The dental college has an enrollment of 381 students, of which 49 are minorities, or 12.8 percent. They include 18 Hispanic students, 15 Asians, 13 blacks and three American Indian-Alaskan natives.

The dental building was closed on Wednesday, April 19, after the bomb threat. After an extensive search turned up nothing, it reopened the following day as faculty, staff, students and patients were searched as they filtered through a single entrance.

“I’ve been having nightmares since this all started,” said Dana Vetter, a white third-year dental student from Mount Pleasant. “It’s been pretty scary, but I feel totally safe now.’’

Ann Rhodes, vice president of university relations, said at a news conference that the suspect’s motives were still unknown.

“We don’t have a clue,” she said.

Rhodes said she could not discuss Claiborne’s academic status. She also said she was not aware of any ill feelings Claiborne had toward the college.

“I don’t have any reason to believe there were major problems there,” she said.

Rhodes said authorities, including the FBI, located the computer that was used early in the investigation.

Claiborne was arrested at 12:30 a.m. on April 20 at her home. She was being held at the Johnson County Jail on $52,000 bond.

Although the police complaints say the learning center is at the dental building, it is located a few blocks away at the College of Medicine complex.

Authorities set up a surveillance videotape in the computer area of the Pathology Learning Center after the second e-mail was sent on March 30, Rhodes said. The suspect was identified on April 19 afternoon by an administrative staff member in the dental college, she said.

Court records said Claiborne “was seen on videotape leaving the Pathology Learning Center” and that she confessed when she was arrested.

“At this time, they are confident that she is the person who sent the e-mails,” Rhodes said.

According to The Chronicle of Higher Education, authorities on at least five other campuses—Duke, Guilford, St.

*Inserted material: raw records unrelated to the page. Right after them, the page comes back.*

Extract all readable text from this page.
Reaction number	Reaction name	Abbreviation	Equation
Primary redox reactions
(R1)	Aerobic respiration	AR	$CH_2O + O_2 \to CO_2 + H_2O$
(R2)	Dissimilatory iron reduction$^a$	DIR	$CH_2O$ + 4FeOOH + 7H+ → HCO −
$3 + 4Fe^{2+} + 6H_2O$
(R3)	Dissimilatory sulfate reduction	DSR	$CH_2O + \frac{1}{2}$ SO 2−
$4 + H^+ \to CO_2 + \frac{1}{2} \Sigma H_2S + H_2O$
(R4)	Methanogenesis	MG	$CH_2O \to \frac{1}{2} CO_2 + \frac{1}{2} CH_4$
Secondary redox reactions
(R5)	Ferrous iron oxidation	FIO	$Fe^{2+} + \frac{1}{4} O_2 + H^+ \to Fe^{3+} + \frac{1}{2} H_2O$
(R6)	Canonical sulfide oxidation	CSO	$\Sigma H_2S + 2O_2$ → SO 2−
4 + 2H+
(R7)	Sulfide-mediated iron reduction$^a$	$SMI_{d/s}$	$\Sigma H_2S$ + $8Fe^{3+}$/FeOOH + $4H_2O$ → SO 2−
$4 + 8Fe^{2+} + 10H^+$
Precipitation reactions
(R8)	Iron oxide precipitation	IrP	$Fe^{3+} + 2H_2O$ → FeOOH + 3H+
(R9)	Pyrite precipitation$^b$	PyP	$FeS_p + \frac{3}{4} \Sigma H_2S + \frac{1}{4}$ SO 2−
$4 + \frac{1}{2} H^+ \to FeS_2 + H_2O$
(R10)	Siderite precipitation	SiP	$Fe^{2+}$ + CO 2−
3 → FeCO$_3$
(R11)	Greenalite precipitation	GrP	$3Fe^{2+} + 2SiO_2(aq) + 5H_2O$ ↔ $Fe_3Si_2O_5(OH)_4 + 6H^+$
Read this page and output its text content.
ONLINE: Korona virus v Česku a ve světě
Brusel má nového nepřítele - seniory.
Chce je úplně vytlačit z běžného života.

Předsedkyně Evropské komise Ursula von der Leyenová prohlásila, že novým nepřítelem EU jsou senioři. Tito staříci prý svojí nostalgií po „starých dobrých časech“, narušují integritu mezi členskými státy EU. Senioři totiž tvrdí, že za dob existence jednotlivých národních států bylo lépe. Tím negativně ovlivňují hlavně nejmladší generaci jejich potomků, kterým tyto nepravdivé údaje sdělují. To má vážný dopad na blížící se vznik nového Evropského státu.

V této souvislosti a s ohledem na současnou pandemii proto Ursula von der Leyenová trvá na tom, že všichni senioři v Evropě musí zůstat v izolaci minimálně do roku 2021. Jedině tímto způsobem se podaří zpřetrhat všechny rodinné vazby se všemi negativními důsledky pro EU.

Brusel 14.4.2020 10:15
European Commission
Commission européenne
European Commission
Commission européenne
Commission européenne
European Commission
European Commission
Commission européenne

Cloud State University, Eastern New Mexico University and the University of Georgia—have investigated hate-crime reports before learning they were hoaxes.

Claiborne also is charged with one count of criminal trespass-hate crime for an April 4 incident in which red noodles were left on another black dental student’s doorstep with a note referring to a dead black man’s brains.

Under the Iowa Code, a hate crime is one committed against a person because of that person’s race, color, religion, ancestry, national origin, political affiliation, sex, sexual orientation, age, or disability.

Claiborne also faces six simple misdemeanor charges for three previous threatening e-mails on March 28, March 30 and April 6.

“She was in one of my classes and she seemed really normal,” said Julie Farrell of Ottawa, Ill., who is in her second year in the program and is white. “So it was a pretty big shock when we found out. I’m relieved, but I’m also sad that, obviously, something is so wrong mentally.”